Dormillouse réplique
Plus de dix jours après l’annonce de la fermeture de l’établissement par le Conseil d’État, Dormillouse fait appel à un grand cabinet d’avocats parisien, selon Olivier Poinsot, l’avocat de la maison d’enfants.
Le cabinet est spécialisé dans les procédures de recours devant la Cour européenne des droits de l’Homme, à Strasbourg. Il a été chargé par l’établissement d’engager un recours qui vise à “faire suspendre l’exécution de l’ordonnance du Conseil d’État, au motif que celle-ci a été rendue au mépris des principes d’impartialité et d’égalité des armes consacrés par l’article 6 de la Convention européenne de sauvegarde des droits de l’Homme et des libertés fondamentales”, précise-t-il dans un communiqué.
Une affaire pleine de rebondissements
Après la décision du Conseil d’Etat d’annuler le jugement du tribunal administratif, les réactions continuent.
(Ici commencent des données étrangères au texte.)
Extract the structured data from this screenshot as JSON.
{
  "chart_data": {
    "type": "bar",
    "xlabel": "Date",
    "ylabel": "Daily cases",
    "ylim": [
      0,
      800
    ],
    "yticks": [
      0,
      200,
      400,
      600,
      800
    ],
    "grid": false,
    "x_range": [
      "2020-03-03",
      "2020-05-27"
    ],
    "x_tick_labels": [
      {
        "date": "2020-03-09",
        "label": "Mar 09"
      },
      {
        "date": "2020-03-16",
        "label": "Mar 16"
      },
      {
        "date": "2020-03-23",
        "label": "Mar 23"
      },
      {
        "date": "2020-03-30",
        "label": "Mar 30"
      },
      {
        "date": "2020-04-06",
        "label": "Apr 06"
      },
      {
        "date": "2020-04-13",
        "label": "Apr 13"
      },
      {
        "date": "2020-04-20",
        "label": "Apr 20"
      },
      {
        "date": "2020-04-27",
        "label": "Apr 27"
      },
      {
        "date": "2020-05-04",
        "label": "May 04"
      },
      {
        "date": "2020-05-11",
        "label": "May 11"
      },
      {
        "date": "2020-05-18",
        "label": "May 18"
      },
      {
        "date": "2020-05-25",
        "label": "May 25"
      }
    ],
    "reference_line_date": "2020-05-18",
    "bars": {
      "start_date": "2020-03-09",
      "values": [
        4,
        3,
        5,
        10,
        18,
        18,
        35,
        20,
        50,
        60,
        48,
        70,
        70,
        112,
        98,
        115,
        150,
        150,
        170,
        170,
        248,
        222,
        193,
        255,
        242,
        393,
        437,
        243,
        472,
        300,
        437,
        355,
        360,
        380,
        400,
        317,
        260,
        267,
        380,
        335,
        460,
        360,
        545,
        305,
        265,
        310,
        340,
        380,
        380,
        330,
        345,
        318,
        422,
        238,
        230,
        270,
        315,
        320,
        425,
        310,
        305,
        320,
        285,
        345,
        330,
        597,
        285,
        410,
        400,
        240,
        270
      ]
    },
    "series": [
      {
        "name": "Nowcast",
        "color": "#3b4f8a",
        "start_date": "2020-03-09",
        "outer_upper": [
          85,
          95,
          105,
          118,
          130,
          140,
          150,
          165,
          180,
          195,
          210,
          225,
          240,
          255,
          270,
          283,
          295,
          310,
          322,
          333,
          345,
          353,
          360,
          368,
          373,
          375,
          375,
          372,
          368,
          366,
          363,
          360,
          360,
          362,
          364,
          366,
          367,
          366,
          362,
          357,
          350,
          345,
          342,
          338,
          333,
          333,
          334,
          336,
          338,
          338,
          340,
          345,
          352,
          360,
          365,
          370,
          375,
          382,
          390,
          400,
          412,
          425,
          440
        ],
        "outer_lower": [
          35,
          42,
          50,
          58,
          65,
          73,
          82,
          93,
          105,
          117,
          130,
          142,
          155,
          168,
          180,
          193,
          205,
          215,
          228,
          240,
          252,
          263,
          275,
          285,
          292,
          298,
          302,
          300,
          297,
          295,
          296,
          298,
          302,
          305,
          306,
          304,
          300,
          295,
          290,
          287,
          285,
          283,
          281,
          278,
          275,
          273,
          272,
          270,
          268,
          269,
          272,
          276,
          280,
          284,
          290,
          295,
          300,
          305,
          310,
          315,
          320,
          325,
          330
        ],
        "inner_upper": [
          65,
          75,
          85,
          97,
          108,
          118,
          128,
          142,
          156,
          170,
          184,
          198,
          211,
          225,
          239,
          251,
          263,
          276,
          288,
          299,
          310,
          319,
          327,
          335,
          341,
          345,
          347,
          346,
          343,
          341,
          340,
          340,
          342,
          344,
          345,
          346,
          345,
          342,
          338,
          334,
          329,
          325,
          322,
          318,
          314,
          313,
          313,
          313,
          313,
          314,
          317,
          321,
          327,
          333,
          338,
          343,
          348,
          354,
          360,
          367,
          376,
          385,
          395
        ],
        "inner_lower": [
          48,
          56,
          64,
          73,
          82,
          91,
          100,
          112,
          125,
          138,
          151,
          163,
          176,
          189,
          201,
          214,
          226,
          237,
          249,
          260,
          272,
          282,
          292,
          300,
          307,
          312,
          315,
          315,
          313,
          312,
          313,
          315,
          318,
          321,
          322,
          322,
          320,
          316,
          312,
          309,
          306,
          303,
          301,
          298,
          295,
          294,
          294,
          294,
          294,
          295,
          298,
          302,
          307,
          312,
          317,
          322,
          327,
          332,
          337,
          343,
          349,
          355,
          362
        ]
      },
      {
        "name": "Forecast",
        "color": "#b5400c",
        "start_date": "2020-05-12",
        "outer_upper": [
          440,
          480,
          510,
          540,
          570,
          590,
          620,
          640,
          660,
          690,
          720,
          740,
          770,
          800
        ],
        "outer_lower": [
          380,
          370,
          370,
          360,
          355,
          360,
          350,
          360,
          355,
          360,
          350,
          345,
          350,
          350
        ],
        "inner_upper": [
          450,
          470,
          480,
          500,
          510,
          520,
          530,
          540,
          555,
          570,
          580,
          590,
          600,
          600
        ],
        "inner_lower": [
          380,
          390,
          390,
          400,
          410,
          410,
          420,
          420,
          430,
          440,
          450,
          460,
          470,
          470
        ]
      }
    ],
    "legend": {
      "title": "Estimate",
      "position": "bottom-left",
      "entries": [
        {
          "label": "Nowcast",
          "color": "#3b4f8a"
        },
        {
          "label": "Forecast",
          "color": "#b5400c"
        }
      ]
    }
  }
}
Le député-maire d'Argentière-la-Bessée, Joël Giraud, se dit « abasourdi par cette décision qui prend tout le monde de court ». Le 19 juin, l’ARS refusait de reconduire l’autorisation d’exercer de l’établissement.
Mais le tribunal administratif de Marseille avait suspendu l’arrêté faisant suite au refus de l'ARS. Le Conseil d’Etat va à l’encontre de cette suspension, avec donc une possibilité de fermeture de la maison d’enfants. Pour Joël Giraud, cela peut avoir « des conséquences dramatiques pour les 36 enfants qui séjournent actuellement dans l’établissement, qui pourraient se retrouver du jour au lendemain privés de soins ».
“Un retard de six mois pour effectuer ce signalement”
Concernant les rumeurs d’actes de maltraitance -le parquet a requis un non-lieu- il ajoute : « Un certain nombre d’éléments sont venus depuis accréditer la thèse d’un bidonnage (sic) de ce rapport d’inspection administrative de 2010 (qui a conduit à l’ouverture d’une enquête judiciaire, NDLR). Il reste encore beaucoup de zones d’ombre à élucider, il appartient à la Justice de mettre en lumière la vérité dans ce dossier et de tirer au clair au plus vite ce qui s’est vraiment passé autour de ce rapport. »
De son côté, l’avocat de l’établissement, Olivier Poinsot, souligne que « l’information du parquet par l’ARS est intervenue au cours du mois de juin 2010, alors que les fonctionnaires, membres de l’équipe d’inspection, disent avoir eu connaissance de faits de maltraitance - suite à une dénonciation anonyme - le 25 janvier 2010. Un retard de six mois a donc été pris pour effectuer ce signalement. Or en cas d’acte de maltraitance, ces fonctionnaires ont l’obligation d’informer le Procureur de la République immédiatement. »
Des éléments modifiés ?
Dans un autre registre, selon les journalistes d’Alpes 1, le médecin-inspecteur de 2010 aurait reconnu, en dépit de ce qu’il avait écrit, “il n’y avait pas eu en réalité d’actes de violences de la part du personnel.” Et il aurait justifié ce qu’il mentionne dans son rapport "par la volonté de l’ARS d’utiliser le rapport pour faire fermer Domillouse" . « Ça ne m’étonne pas du tout, note l’avocat de la maison d’enfants. Et si j’ai bien compris, des contrôles administratifs seraient en cours pour tirer au clair ce qui s’est passé autour de ce rapport. »
Un ministère impliqué dans l’affaire
Des contacts ont également été pris avec le cabinet de la ministre des Affaires sociales et de la Santé pour éviter la fermeture de Dormillouse, annonce encore l’avocat de la maison d’enfants. Devant le siège de l’Agence régionale de santé, à Marseille, le 24 juillet dernier, les parents manifestants redoutaient la date du 31 juillet pour la fermeture de l’établissement. Car la date définitive du centre n’est pas connue.
« C’est maintenant au juge de décider »
L’ARS renvoie toutes les questions vers le service de communication, au siège à Marseille. Le procureur précise tout de même que « ce dossier est toujours à l’instruction. C’est maintenant le juge qui doit décider s’il y a lieu de l’envoyer devant le tribunal ou s’il y a non-lieu ». Un juge d’instruction qui pourrait rendre sa décision dans les prochaines semaines, fin août ou début septembre.